Shares of movie theater operator AMC Entertainment Holdings (NYSE:AMC) fell just shy of 7% in the first half hour of trading on Thursday. Taking that drop into consideration, the stock is now down roughly 30% from the highs it reached on Nov. 9 when Pfizer and BioNTech announced very positive results from their coronavirus vaccine efforts. There's nothing shocking going on with AMC's stock; reality is just setting in.
At one point on Monday, AMC's stock had rocketed higher by more than 70%. Wall Street, which has a bad habit of going to extremes, basically decided that the companies worst hit by COVID-19 headwinds were suddenly worth buying. After all, the Pfizer update was an indication that a vaccine must be right around the corner...
The only problem with that story is that Pfizer didn't really say its vaccine was right around the corner. In fact, it still needs to get the vaccine approved.

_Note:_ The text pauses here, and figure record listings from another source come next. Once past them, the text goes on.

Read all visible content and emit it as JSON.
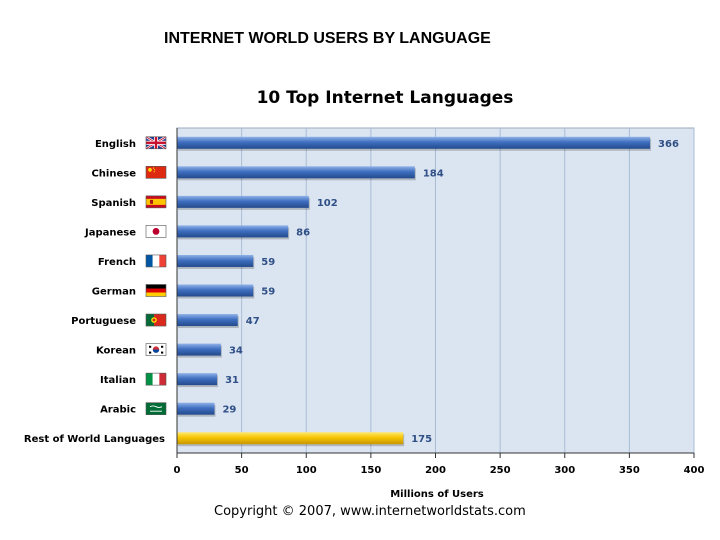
{
  "header": {
    "title": "INTERNET WORLD USERS BY LANGUAGE"
  },
  "footer": {
    "copyright": "Copyright © 2007, www.internetworldstats.com"
  },
  "colors": {
    "bar": "#3f6fc0",
    "highlight_bar": "#f5c400",
    "plot_bg": "#dbe5f1",
    "grid": "#a9bcd6",
    "value_text": "#2f4f86"
  },
  "chart_data": {
    "type": "bar",
    "orientation": "horizontal",
    "title": "10 Top Internet Languages",
    "xlabel": "Millions of Users",
    "ylabel": "",
    "xlim": [
      0,
      400
    ],
    "xticks": [
      0,
      50,
      100,
      150,
      200,
      250,
      300,
      350,
      400
    ],
    "grid": true,
    "categories": [
      "English",
      "Chinese",
      "Spanish",
      "Japanese",
      "French",
      "German",
      "Portuguese",
      "Korean",
      "Italian",
      "Arabic",
      "Rest of World Languages"
    ],
    "values": [
      366,
      184,
      102,
      86,
      59,
      59,
      47,
      34,
      31,
      29,
      175
    ],
    "flags": [
      "uk-flag-icon",
      "china-flag-icon",
      "spain-flag-icon",
      "japan-flag-icon",
      "france-flag-icon",
      "germany-flag-icon",
      "portugal-flag-icon",
      "korea-flag-icon",
      "italy-flag-icon",
      "saudi-flag-icon",
      ""
    ],
    "highlight": "Rest of World Languages"
  }
}
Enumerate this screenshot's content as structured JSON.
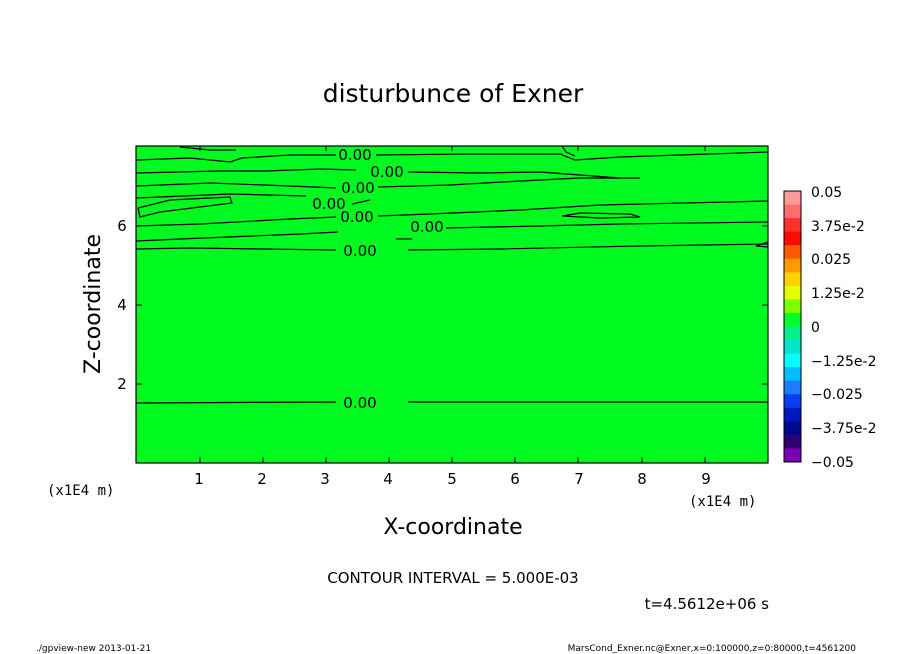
{
  "chart_data": {
    "type": "heatmap",
    "title": "disturbunce of Exner",
    "xlabel": "X-coordinate",
    "ylabel": "Z-coordinate",
    "x_unit": "(x1E4 m)",
    "y_unit": "(x1E4 m)",
    "xlim": [
      0,
      10
    ],
    "ylim": [
      0,
      8
    ],
    "x_ticks": [
      1,
      2,
      3,
      4,
      5,
      6,
      7,
      8,
      9
    ],
    "y_ticks": [
      2,
      4,
      6
    ],
    "contour_label": "0.00",
    "contour_interval_text": "CONTOUR INTERVAL = 5.000E-03",
    "time_text": "t=4.5612e+06 s",
    "colorbar": {
      "labels": [
        "0.05",
        "3.75e-2",
        "0.025",
        "1.25e-2",
        "0",
        "−1.25e-2",
        "−0.025",
        "−3.75e-2",
        "−0.05"
      ],
      "colors": [
        "#ff9a9a",
        "#ff6d6d",
        "#ff3030",
        "#ff0a00",
        "#ff5a00",
        "#ff9a00",
        "#ffd200",
        "#e6ff00",
        "#7cff00",
        "#00ff2a",
        "#00f08c",
        "#00e6c8",
        "#00ffff",
        "#00bfff",
        "#1e7bff",
        "#0a3cf0",
        "#0018c0",
        "#000890",
        "#300070",
        "#7a00b4"
      ],
      "min": -0.05,
      "max": 0.05
    },
    "fill_color": "#00f91e",
    "grid": false
  },
  "footer": {
    "left": "./gpview-new  2013-01-21",
    "right": "MarsCond_Exner.nc@Exner,x=0:100000,z=0:80000,t=4561200"
  }
}
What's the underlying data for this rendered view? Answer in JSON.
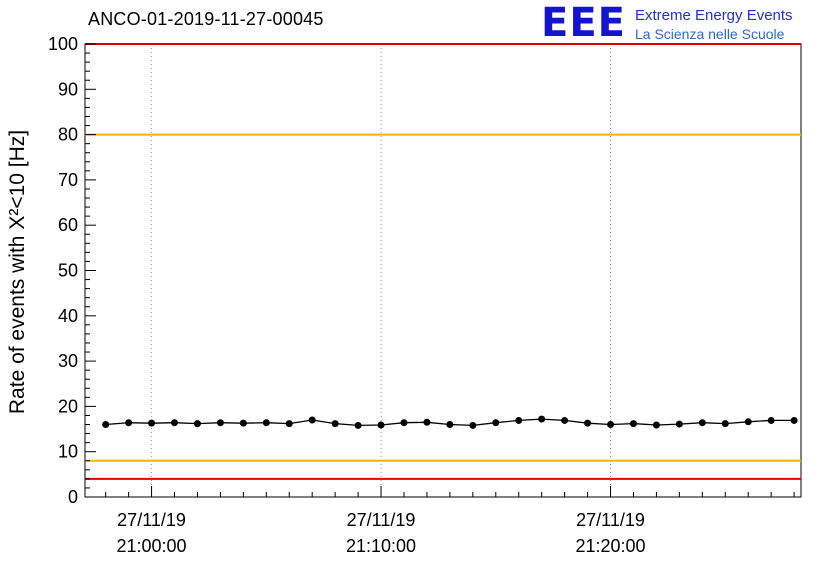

And then it needs to be produced in large quantities and distributed widely before it's likely to have a material beneficial impact on AMC's business.
In other words, getting from the Monday update to AMC's theaters operating at pre-pandemic levels is going to take time -- perhaps a lot of time. Meanwhile, AMC still faces mandated capacity constraints, extra cleaning costs, movie makers' reluctance to release new films, and (worst of all) customers reluctant to go out for movie night. And then there's the company's heavy debt load.
Investors probably got too excited on Monday. In fact, AMC's stock drop since that point is a clear indication of that. The unfortunate truth is that, with COVID-19 cases on the rise again, this movie theater operator is nowhere near being out of the woods yet. Long-term investors should probably stay on the sidelines until there are clearer signs of a business recovery.